Setelah tertidur di bus, kami tiba di Kota Tua Jakarta. Kami hanya mempunyai sedikit waktu di sini karena harus mengejar jadwal makan siang di Ancol. Guide kami tidak berhenti menjelaskan semua hal yang ada di Kota Tua. Tapi karena panas banget, gue ga fokus dengerinnya. Gue fokus mencari AC di setiap ruangan yang ada di museum wkwkw :))



Tim kuat di jemur
Gak cukup diberi harapan palsu soal keberangkatan bus tadi pagi, menjelang penjemputan dari Kota Tua kami juga tentu saja diberikan harapan palsu lagi. Kami sempat "dijemur" saat sedang menunggu bus. Anggota kelompok yang terpisah-pisah harus dipastikan lengkap dulu baru bisa masuk ke bus. Pokoknya udahlah cuaca panas, hati panas, dompet panas kebanyakan jajan karena udah lewat jam makan siang, panas semuanya. Saat bus tiba, kamipun gembira, karena waktu makan siang akhirnya tiba. 

Kami makan siang di Gubug Makan Mang Engking, Taman Impian Jaya Ancol. Saat tiba di sana, beruntung sudah tersedia makanan di atas meja lalu kami makan dengan lahap. Tanpa sisa sob! Selepas makan siang acara selanjutnya adalah kami akan dinner dengan tema BBQ di Pantai Segara Ancol. Pasukan merah tadi berganti baju dan menjadi pasukan putih.

Tempat makan siang
Untuk sampai di Pantai Segara kami hanya berjalan kaki sekitar 15 menit. Dan langsung disambut dengan dekor outdoor yang berwarna-warni. Acara semakin semarak karena kehadiran Yosi, Project Pop.


"Ku bukan superstar kaya dan terkenal, ku bukan saudagar yang punya banyak kapal, ku bukan priyayi, ku hanyalah orang yang ingin dicintai" - Project Pop.

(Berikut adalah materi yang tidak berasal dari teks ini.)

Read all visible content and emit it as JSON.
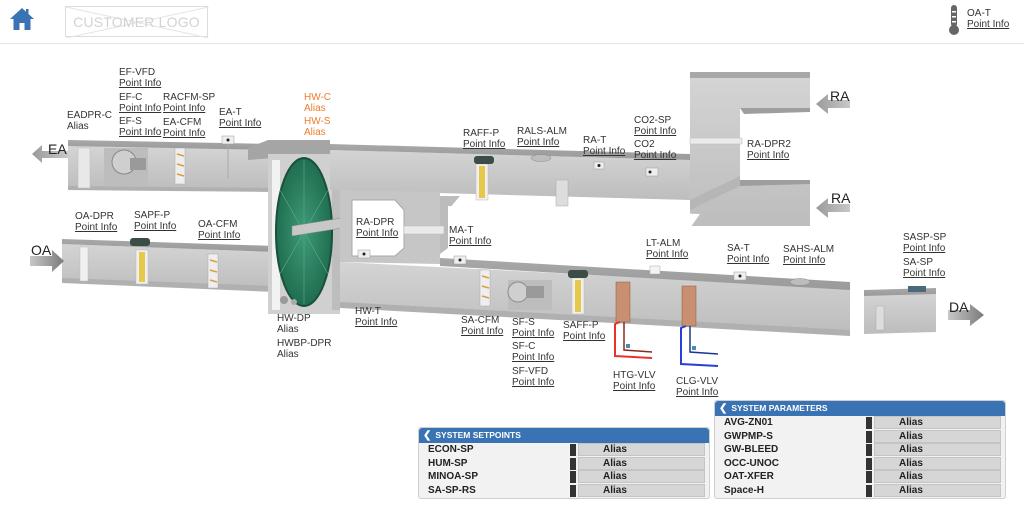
{
  "header": {
    "home_icon": "home-icon",
    "logo_text": "CUSTOMER LOGO",
    "oat": {
      "name": "OA-T",
      "link": "Point Info",
      "icon": "thermometer-icon"
    }
  },
  "colors": {
    "accent": "#3a73b3",
    "orange_label": "#ee7d2c",
    "duct": "#c8c8c8",
    "wheel": "#2e8b6a",
    "heating_pipe": "#e8332a",
    "cooling_pipe": "#2a3fd6"
  },
  "airflow": {
    "ea": "EA",
    "oa": "OA",
    "ra_top": "RA",
    "ra_bottom": "RA",
    "da": "DA"
  },
  "points": [
    {
      "id": "ef-vfd",
      "name": "EF-VFD",
      "link": "Point Info"
    },
    {
      "id": "ef-c",
      "name": "EF-C",
      "link": "Point Info"
    },
    {
      "id": "ef-s",
      "name": "EF-S",
      "link": "Point Info"
    },
    {
      "id": "racfm-sp",
      "name": "RACFM-SP",
      "link": "Point Info"
    },
    {
      "id": "ea-cfm",
      "name": "EA-CFM",
      "link": "Point Info"
    },
    {
      "id": "ea-t",
      "name": "EA-T",
      "link": "Point Info"
    },
    {
      "id": "eadpr-c",
      "name": "EADPR-C",
      "link": "Alias"
    },
    {
      "id": "hw-c",
      "name": "HW-C",
      "link": "Alias"
    },
    {
      "id": "hw-s",
      "name": "HW-S",
      "link": "Alias"
    },
    {
      "id": "raff-p",
      "name": "RAFF-P",
      "link": "Point Info"
    },
    {
      "id": "rals-alm",
      "name": "RALS-ALM",
      "link": "Point Info"
    },
    {
      "id": "ra-t",
      "name": "RA-T",
      "link": "Point Info"
    },
    {
      "id": "co2-sp",
      "name": "CO2-SP",
      "link": "Point Info"
    },
    {
      "id": "co2",
      "name": "CO2",
      "link": "Point Info"
    },
    {
      "id": "ra-dpr2",
      "name": "RA-DPR2",
      "link": "Point Info"
    },
    {
      "id": "oa-dpr",
      "name": "OA-DPR",
      "link": "Point Info"
    },
    {
      "id": "sapf-p",
      "name": "SAPF-P",
      "link": "Point Info"
    },
    {
      "id": "oa-cfm",
      "name": "OA-CFM",
      "link": "Point Info"
    },
    {
      "id": "ra-dpr",
      "name": "RA-DPR",
      "link": "Point Info"
    },
    {
      "id": "ma-t",
      "name": "MA-T",
      "link": "Point Info"
    },
    {
      "id": "lt-alm",
      "name": "LT-ALM",
      "link": "Point Info"
    },
    {
      "id": "sa-t",
      "name": "SA-T",
      "link": "Point Info"
    },
    {
      "id": "sahs-alm",
      "name": "SAHS-ALM",
      "link": "Point Info"
    },
    {
      "id": "sasp-sp",
      "name": "SASP-SP",
      "link": "Point Info"
    },
    {
      "id": "sa-sp",
      "name": "SA-SP",
      "link": "Point Info"
    },
    {
      "id": "hw-dp",
      "name": "HW-DP",
      "link": "Alias"
    },
    {
      "id": "hwbp-dpr",
      "name": "HWBP-DPR",
      "link": "Alias"
    },
    {
      "id": "hw-t",
      "name": "HW-T",
      "link": "Point Info"
    },
    {
      "id": "sa-cfm",
      "name": "SA-CFM",
      "link": "Point Info"
    },
    {
      "id": "sf-s",
      "name": "SF-S",
      "link": "Point Info"
    },
    {
      "id": "sf-c",
      "name": "SF-C",
      "link": "Point Info"
    },
    {
      "id": "sf-vfd",
      "name": "SF-VFD",
      "link": "Point Info"
    },
    {
      "id": "saff-p",
      "name": "SAFF-P",
      "link": "Point Info"
    },
    {
      "id": "htg-vlv",
      "name": "HTG-VLV",
      "link": "Point Info"
    },
    {
      "id": "clg-vlv",
      "name": "CLG-VLV",
      "link": "Point Info"
    }
  ],
  "setpoints_panel": {
    "title": "SYSTEM SETPOINTS",
    "rows": [
      {
        "name": "ECON-SP",
        "value": "Alias"
      },
      {
        "name": "HUM-SP",
        "value": "Alias"
      },
      {
        "name": "MINOA-SP",
        "value": "Alias"
      },
      {
        "name": "SA-SP-RS",
        "value": "Alias"
      }
    ]
  },
  "parameters_panel": {
    "title": "SYSTEM PARAMETERS",
    "rows": [
      {
        "name": "AVG-ZN01",
        "value": "Alias"
      },
      {
        "name": "GWPMP-S",
        "value": "Alias"
      },
      {
        "name": "GW-BLEED",
        "value": "Alias"
      },
      {
        "name": "OCC-UNOC",
        "value": "Alias"
      },
      {
        "name": "OAT-XFER",
        "value": "Alias"
      },
      {
        "name": "Space-H",
        "value": "Alias"
      }
    ]
  }
}
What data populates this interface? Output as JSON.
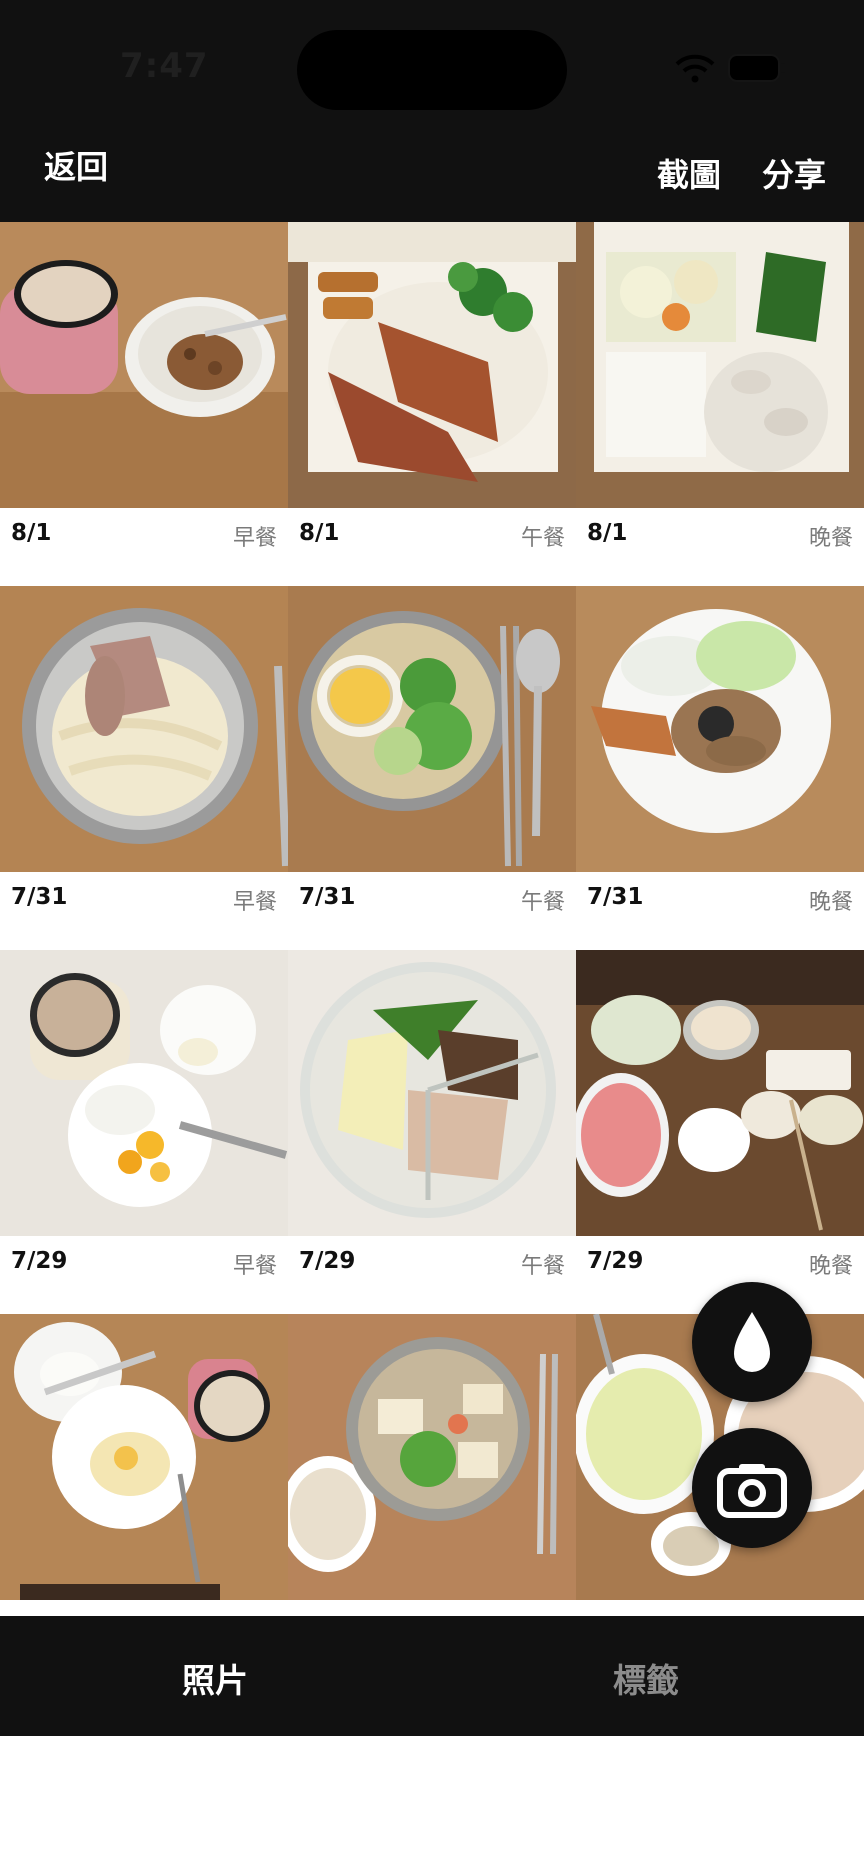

Karena selfie adalah koentji!

Pantai Segara di malam hari
Ternyata kehadiran Yosi di sini untuk melatih yel-yel yang akan kami gemakan saat Pembukan Asian Games 2018 keesokan harinya. Latihan yel-yel dipenuhi canda dan tawa karena pemimpin yel-yel yang dipilih dari masing-masing pemenang. Hari beranjak malam dan mulailah mengalun musik dari DJ Pixy. Yang semakin seru adalah teman-teman dari Dance Competition maju ke depan panggung sambil meliuk-liukkan badannya mengikuti irama musik. Seruuuuuu!
Latihan yel-yel ceritanya :))
Di sini juga turut hadir kembali Ibu Rosita Niken Widiastuti yang kembali menyambut hangat kehadiran kami semua. Hadir juga Prof. DR. Henry Subiakto, selaku Staff Ahli Menkominfo RI (beliau juga merupakan Guru Besar Fisip Universitas Airlangga) yang terlibat langsung dalam pembuatan UU ITE. Pak Henry menyampaikan materi singkat tentang "Tantangan Kebhinekaan  di Era Digital". Beliau menyematkan pesan bahwa sebagai anak muda kreatif kami hendaknya menjaga warisan bangsa sebaik-baiknya. Sebarkan konten positif. Bijaklah dalam menyampaikan informasi apapun dan himbau masyarakat untuk menghalau berita hoax. Dengan pembawaannya yang santai ada satu kalimat beliau yang membekas di ingatan,

"Media informasi itu seperti narkoba. Lingkungan itu pengaruhnya besar. Sekali saja sudah menebar hoax, kumpulnya juga sama orang-orang yang sukanya menyebarkan hoax, hancur reputasi. Ingat, cermati beritanya, buktikan kebenarannya, tegur penyebarnya jika berita tidak benar, kita harus sangat bijak di era tekhnologi yang semakin canggih."

Pak Henry
Materi yang disampaikan emang terlihat seperti kuliah umum. Tapi karena pembawaan beliau yang santai, sesekali tertawa, juga berwibawa membuat kami terbawa suasana dan tidak bosan. Acara dilanjutkan dengan stand up comedy dari Raim Laode. Celotehannya benar-benar membuat kami tidak berhenti tertawa. Tidak lama kemudian kami juga dipersilahkan untuk menikmati hidangan yang disediakan.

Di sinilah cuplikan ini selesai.